Nasz niedościgły Wielki Opiekun całe życie poświęcił praktyce rozwijania bodhicitty, czyli przedkładania innych nad siebie. Jego nauki i intencje są wzorem czystego działania bez przemocy, służenia bliźnim, dobrego serca, szczerości i trwania w prawdzie.
Wystarczy na niego spojrzeć czy posłyszeć słowo, by rozumieć całym sercem, że uosabia miłość i dobroć.
Spotykając się codziennie z niezliczonym ludźmi, czy to Tybetańczykami, czy cudzoziemcami, niczego nie udaje, nie kalkuluje i nie waży, traktując każdego jak starego przyjaciela albo członka rodziny – i tak z nimi rozmawia.
Często dowcipkuje, pieszczotliwie albo żartobliwie ciągnie za wąsy i brody, szczypie, gładzi po policzku, pociera nosem o nos. Te gesty są wyrazem prawdziwej miłości i radości, niczym innym.
Jego Świątobliwość poświęcił całe życie światu – ze szczególnym uwzględnieniem sprawy pokoju i powszechnego szczęścia, jedności i harmonii – w stopniu, którego nie da się ogarnąć zwykłym umysłem. Świadectwem tego jest nie tylko miłość Tybetańczyków, ale także milionów osób ze Wschodu i Zachodu, oraz niezliczone wyrazy uznania i hołdu.
Choć zbliża się do dziewięćdziesiątki, wciąż nie brakuje mu determinacji i odwagi. Mimo że muszą go podtrzymywać dwie osoby, macha ręką do tłumów i niestrudzenie naucza, służąc wszystkim czującym istotom. Jeśli to rozumiemy, jest skarbem nas wszystkich w tym świecie.
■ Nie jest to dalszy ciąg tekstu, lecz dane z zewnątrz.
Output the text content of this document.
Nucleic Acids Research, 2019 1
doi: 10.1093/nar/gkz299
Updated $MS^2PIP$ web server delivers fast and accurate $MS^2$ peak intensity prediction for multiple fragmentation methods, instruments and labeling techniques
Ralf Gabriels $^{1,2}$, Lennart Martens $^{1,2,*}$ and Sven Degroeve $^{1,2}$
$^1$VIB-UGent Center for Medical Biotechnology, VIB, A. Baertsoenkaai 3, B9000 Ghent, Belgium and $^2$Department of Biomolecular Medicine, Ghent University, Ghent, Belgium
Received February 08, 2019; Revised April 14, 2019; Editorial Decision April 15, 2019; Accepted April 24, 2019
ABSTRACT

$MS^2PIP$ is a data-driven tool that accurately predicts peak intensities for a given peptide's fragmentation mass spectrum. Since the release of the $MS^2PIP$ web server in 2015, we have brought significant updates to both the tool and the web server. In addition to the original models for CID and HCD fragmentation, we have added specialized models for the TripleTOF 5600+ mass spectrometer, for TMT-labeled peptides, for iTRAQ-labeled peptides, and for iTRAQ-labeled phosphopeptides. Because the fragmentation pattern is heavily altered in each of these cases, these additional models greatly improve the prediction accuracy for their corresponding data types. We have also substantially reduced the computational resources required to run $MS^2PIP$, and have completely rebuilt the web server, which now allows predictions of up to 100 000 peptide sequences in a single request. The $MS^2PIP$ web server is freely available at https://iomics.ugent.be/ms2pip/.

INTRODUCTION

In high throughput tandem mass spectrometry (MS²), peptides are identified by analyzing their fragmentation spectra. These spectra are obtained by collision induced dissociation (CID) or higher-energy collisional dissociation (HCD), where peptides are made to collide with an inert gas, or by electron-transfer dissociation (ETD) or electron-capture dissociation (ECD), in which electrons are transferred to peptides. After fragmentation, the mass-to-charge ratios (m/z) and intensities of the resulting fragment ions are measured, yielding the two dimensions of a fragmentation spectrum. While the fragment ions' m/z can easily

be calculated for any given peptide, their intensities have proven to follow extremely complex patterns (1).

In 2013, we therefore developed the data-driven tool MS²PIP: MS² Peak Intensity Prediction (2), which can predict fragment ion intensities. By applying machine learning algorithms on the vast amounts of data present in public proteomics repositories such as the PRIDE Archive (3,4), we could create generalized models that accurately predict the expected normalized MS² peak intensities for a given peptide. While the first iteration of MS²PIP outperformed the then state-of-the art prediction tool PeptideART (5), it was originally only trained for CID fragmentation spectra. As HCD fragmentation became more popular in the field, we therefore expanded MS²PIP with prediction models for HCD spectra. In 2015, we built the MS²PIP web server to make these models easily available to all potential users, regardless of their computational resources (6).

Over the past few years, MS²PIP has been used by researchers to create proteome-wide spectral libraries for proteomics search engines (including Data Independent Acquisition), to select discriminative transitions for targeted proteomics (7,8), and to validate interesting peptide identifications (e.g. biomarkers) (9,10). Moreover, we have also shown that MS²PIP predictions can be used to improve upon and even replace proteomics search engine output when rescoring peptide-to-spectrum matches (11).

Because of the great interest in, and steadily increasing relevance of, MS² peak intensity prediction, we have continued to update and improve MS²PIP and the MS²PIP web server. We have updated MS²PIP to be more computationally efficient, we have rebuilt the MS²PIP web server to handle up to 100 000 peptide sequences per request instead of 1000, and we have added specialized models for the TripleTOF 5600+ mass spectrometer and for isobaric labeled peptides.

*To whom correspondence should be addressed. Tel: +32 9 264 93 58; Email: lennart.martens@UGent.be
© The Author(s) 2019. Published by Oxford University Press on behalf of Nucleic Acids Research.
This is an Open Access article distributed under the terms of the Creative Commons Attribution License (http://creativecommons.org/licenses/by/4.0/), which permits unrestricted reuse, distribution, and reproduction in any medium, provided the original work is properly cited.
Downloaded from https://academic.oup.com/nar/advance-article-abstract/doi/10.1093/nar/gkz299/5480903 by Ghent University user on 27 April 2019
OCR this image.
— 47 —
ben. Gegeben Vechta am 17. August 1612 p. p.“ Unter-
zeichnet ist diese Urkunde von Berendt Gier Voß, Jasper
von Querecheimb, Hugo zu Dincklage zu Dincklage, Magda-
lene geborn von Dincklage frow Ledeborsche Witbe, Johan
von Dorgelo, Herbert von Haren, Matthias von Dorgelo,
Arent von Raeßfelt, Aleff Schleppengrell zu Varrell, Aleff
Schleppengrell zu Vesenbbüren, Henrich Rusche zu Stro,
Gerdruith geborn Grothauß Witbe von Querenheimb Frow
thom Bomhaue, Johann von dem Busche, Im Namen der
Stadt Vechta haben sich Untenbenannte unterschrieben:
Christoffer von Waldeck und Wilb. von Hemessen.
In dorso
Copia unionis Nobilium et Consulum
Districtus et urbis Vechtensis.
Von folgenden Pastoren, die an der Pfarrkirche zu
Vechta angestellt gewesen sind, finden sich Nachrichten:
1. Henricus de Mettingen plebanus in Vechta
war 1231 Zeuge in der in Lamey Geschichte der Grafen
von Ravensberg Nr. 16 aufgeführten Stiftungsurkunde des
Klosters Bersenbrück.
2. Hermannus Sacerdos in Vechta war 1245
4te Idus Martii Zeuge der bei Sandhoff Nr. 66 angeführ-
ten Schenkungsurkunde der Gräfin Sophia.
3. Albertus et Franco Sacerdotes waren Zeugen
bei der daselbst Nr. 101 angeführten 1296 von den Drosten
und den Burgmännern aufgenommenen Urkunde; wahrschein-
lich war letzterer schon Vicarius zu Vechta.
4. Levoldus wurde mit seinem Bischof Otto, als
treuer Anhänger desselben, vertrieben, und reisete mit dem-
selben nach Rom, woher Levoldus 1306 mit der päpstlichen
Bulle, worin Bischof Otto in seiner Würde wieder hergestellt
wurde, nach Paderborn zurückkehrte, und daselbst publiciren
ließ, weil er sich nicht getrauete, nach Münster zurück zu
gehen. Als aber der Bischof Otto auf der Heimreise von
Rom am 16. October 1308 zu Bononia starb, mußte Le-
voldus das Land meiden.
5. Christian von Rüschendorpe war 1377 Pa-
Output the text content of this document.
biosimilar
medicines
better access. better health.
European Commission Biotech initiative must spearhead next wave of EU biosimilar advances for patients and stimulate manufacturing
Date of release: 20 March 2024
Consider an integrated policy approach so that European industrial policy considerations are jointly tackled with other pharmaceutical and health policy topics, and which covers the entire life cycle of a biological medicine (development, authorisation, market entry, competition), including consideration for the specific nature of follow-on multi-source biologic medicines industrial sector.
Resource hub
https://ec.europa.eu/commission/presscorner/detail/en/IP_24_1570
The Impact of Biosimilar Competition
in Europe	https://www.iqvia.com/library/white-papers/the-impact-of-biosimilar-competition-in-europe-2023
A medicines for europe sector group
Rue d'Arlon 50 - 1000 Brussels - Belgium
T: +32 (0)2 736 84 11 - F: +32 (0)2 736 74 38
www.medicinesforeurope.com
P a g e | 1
Modlę się całym sercem, żeby, zawsze młodzieńczy, żył bez końca dla pożytku Nauk i każdej istoty.
Te słowa skreślił najmarniejszy z Jego uczniów, Ogjen Trinle, 12 kwietnia 2023 roku
Fala medialnych insynuacji w związku z przetłumaczeniem przez Dalajlamę tradycyjnej rymowanki indyjskiemu chłopcu, który 10 kwietnia chciał się do niego przytulić podczas publicznej audiencji, wywołała wielotysięczne demonstracje w Ladakhu przeciwko „szkalowaniu” Jego Świątobliwości i obrażaniu buddystów.